06 fevereiro, 2020

Confissão


É assim que vivo, um dia de cada vez, no incógnito, numa espécie de anonimato voluntário.

Evito interrogações, poupo-me a respostas, torturo-me com fantasmas e dúvidas.
Escolhi assim, sigo o meu caminho. Certa ou errada, é a minha escolha.
Perco ainda muito tempo a ter medo do que poderá acontecer amanhã, ainda sabendo que é uma preocupação estéril, vazia. É espontâneo, é natural, mas é tempo perdido. E o tempo é um tesouro, perder tempo é perder tudo. Paga-se caro o desperdício. Ainda agora abri os olhos e já é hora de os fechar de novo. O dia inteiro cabe numa conversa de café, nas páginas de um livro ou numa melodia. Cada vez mais depressa chega o fim. Enquanto entidade abstrata e intangível , é estranho o tempo, não fosse ele impossível de definir. Cada um sabe o que faz com ele. Ele sabe o que com cada um de nós faz. 
Dói-me até dizer chega senti-lo a escapar-me por entre os dedos, ao perceber os sinais que me vai deixando de que tudo é efémero, de que tudo finda.
O tempo é como o amor, fodido. Pisca-nos o olho, seduz-nos, atordoa-nos, engole-nos , tritura-nos e rouba-nos a vida.
É uma flor, é um espinho.
Ainda há quem diga que devemos dar tempo ao tempo. Tretas! O tempo não nos pergunta nada, dá-nos o que bem entende. E nós bem mandados, aceitamos sem condições. Entre o primeiro choro e o último suspiro, existimos. 
Cada dia que passa é uma dádiva.
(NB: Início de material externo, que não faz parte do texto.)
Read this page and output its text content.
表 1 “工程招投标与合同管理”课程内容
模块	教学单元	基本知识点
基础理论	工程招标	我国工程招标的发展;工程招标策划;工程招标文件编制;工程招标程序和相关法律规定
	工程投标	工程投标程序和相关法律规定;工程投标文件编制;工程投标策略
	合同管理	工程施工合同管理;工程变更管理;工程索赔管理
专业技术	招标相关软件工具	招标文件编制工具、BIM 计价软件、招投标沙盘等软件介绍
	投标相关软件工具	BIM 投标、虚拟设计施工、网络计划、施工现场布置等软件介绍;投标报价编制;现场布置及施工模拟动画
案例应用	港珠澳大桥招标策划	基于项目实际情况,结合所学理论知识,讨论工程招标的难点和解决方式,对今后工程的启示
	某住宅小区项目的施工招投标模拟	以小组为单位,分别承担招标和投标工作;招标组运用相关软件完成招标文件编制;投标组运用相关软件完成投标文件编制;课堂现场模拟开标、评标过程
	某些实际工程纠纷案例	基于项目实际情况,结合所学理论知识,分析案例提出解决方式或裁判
Cada dia que passa é uma morte. No meio disto tudo, acontece a alegria da surpresa, do inesperado, o tempero da vida, o antidoto para a disrupção.
Tenho pavor do obsoleto, do ultrapassado, de não fazer mais parte…do vazio em geral.
Alimento-me de brisa, de sol, de vozes e de movimento.
Dependo de presenças, de barulho e de palavras. Muito. Muito mesmo. 
Perco-me com muita facilidade, demoro a encontrar a saída. 
Falo mal do tempo, mas agarro-me a ele com todas as forças. Desconfio do amor, no entanto não equaciono não o ter comigo. 
Conforta-me o calor do raio de sol que me ilumina, apazigua-me a doçura de um eco ao longe. 
Revigoram-me os sorrisos pueris, os olhos curiosos, a ingenuidade de palmo e meio, a irreverência dos heróis de capa e espada, a rebeldia em processo. 
Retempera-me o ritmo pelo corpo adentro, os movimentos desenfreados, a vida a pulsar, a catarse. 
Doem as ausências definitivas,as prolongadas, as curtas. Doem-me as ausências, ponto.
Aterroriza-me ainda a morte. Estou a aprender a pronunciar-lhe o nome, a falar sobre ela, a encará-la. Têm-me ensinado.
Preciso do choque frontal para perceber as coisas com clareza, para alterar, para reaver o equilíbrio, seguir em frente.
Amo incondicionalmente, do ódio não sei.

Sou um paradoxo, uma contradição...aparente simplicidade num novelo de complexidade.

E mais não digo.

Contei-lhe tudo à espera de uma resposta, mas ela limitou-se a olhar para mim.